TOKYO, May 29 (UPI) -- With Jacques Chirac's departure, Japan may have lost its best French friend. For Nicolas Sarkozy made clear well before the presidential elections that he was no fan of sumo, unlike his predecessor. But even as French support for the ancient sport falters, wrestling Japanese-style is ever more popular outside its borders, and what's more, there's no stopping the domination of foreigners in the game.
How can anyone be fascinated "by these battles between fat guys with slicked-down ponytails," Sarkozy said in 2004, adding that "sumo wrestling is really not a sport for intellectuals."
The comment was clearly a snub against Chirac, who was well-known in Japan for his love of the Asian nation and its cuisine, art and culture, even though many in Japan were personally offended by the comment and continue to remain vehemently anti-Sarkozy as a result. In contrast, Chirac was such a big fan of Japanese wrestling that he not only named his pet poodle Sumo, he also sponsored a prize in the sport known as the Chirac Cup each summer. That award, incidentally, will be discontinued with Chirac's departure.
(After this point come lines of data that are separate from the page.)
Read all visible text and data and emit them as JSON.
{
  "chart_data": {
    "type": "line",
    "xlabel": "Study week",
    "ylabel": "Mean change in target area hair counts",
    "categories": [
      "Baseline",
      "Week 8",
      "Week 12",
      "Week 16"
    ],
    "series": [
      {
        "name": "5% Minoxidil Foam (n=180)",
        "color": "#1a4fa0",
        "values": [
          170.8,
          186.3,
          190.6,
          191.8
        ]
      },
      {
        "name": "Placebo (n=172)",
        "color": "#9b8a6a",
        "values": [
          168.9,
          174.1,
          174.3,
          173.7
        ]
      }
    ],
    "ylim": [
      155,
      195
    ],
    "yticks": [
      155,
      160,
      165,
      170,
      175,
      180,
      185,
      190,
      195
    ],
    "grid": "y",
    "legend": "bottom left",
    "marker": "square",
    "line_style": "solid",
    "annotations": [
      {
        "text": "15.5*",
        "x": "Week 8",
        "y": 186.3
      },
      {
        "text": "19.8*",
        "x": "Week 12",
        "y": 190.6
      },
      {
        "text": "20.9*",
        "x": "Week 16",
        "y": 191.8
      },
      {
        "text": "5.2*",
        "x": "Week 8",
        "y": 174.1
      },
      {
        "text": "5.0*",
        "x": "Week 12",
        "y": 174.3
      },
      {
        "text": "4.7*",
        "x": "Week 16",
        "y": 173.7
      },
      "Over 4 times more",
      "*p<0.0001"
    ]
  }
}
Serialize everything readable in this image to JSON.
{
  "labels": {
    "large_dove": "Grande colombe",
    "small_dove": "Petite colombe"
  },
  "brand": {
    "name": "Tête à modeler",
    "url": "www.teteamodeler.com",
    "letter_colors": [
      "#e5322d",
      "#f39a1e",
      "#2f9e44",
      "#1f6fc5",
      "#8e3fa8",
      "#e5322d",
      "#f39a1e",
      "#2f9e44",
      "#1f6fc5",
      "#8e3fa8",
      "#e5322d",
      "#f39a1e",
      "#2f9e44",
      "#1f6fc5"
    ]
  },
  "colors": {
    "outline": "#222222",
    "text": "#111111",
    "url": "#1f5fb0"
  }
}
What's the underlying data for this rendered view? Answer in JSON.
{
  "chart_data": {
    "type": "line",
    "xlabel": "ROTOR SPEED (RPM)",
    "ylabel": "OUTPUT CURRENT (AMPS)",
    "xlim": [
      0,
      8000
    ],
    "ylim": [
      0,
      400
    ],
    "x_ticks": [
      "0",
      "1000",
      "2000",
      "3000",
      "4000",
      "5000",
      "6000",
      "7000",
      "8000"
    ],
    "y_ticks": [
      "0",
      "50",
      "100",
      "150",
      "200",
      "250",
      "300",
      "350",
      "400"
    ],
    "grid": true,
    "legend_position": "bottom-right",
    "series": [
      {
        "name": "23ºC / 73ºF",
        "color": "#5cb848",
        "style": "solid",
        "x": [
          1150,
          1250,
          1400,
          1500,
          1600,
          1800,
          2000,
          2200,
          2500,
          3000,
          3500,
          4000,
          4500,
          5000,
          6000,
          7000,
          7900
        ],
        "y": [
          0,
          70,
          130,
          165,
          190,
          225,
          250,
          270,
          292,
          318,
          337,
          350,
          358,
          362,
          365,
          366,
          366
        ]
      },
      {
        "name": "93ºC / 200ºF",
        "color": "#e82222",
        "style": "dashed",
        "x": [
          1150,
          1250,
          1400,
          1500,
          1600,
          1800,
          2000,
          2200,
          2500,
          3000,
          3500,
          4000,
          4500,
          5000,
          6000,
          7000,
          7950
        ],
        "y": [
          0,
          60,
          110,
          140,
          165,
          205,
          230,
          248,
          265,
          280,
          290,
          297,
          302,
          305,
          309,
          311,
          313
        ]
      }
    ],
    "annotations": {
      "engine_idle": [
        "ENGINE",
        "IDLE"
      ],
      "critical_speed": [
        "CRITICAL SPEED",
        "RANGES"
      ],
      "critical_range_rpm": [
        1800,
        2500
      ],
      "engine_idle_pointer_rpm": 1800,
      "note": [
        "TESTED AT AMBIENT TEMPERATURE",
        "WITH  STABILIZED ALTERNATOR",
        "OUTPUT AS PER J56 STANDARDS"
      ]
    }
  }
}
But while Sarkozy may mock Chirac's sporting taste, the number of those who are attracted to sumo outside Japan continues to grow, and their influence is even changing the very nature of the game. Its growing allure, however, may well become a bigger diplomatic tool for Japan. Certainly, sumo is challenging Japanese society's perception of foreigners in general and sparking interest in countries that have hitherto been completely off the radar of most people. In turn, the influx of non-Japanese into the sport has revitalized what has often been regarded as an arcane competition, boosting television ratings as well as box office sales.
This week Mongolian wrestler Hakuho was named yokozuna, which is the highest title awarded in the game, and the 22-year-old athlete, whose real name is Munkhbat Davaajargal, will be the 69th grand champion in sumo's history. The last wrestler to be named yokozuna was Asashoryu, also from Mongolia, in January 2003. Meanwhile, the last Japanese national to be named grand champion was in 1998.
The dominance of Mongolians in a sport that originates from Japan's national religion, Shinto, is no longer an issue among most fans. But until about a decade ago, it was unheard of to award the highest honor in the sport to a non-Japanese. After all, to this day, sumo wrestlers cannot win the title of yokozuna by ability alone. Even if they win against all their opponents over a number of seasons, their rank must still be approved by the Japan Sumo Association, which not only considers the wrestler's fighting ability, but also his sense of decorum and dignity befitting a grand champion of the tradition-laden sport.
From the 1980s, Pacific Islanders came to dominate the sport, which originated as a game to entertain the gods. But while wrestlers such as Hawaii's Konishiki came to attract public attention for their strength in the ring, they ultimately failed to win the biggest prize in the sport, in part due to the sumo association's belief that they were unable to represent the ephemeral spirit of the sport despite their track record.
Such debate seems as if it were in the distant past now that the two current yokozunas both hail from Ulaanbaatar, and wrestlers from other Asian nations as well as Eastern Europe, including Bulgaria, the Czech Republic and Estonia, are no longer viewed with suspicion.
Granted, all foreigners still need to belong to a team, or stable, run by a former sumo champion, and they must all be fluent in the Japanese language as well in order to compete, unlike in other sports, such as tennis, where a Wimbledon champion has no need to speak English or even reside in Britain.
Still, there is no doubt that sumo is not simply a Japanese export; it has also opened the eyes of many Japanese to Mongolia, Western Samoa, the former Soviet Union and other nations from which wrestlers hail where there has hitherto been little Japanese media interest.
Indeed, Mongolia has become one of the hottest tourist destinations for those seeking something off the beaten path, in large part due to growing familiarity towards the country as a result of watching Mongolian sumo wrestlers regularly, according to domestic travel group H.I.S.
The Japanese Embassy in Mongolia, meanwhile, reported that Mongolians too are fixated with how their wrestlers are doing in Japan, and at one local electronics shop, "there were lots of people before the television sets, and there was a large shout of glee when Hakuho won."
There is growing speculation that Crown Prince Naruhito and his wife, Princess Masako, as well as their daughter, Princess Aiko, will visit Mongolia this summer, partly because the 5-year-old princess is said to be a huge fan of the sport.
Whether rumors of an official royal visit to the country would have sparked any public interest is debatable were it not for the power of sumo to bring the two countries together.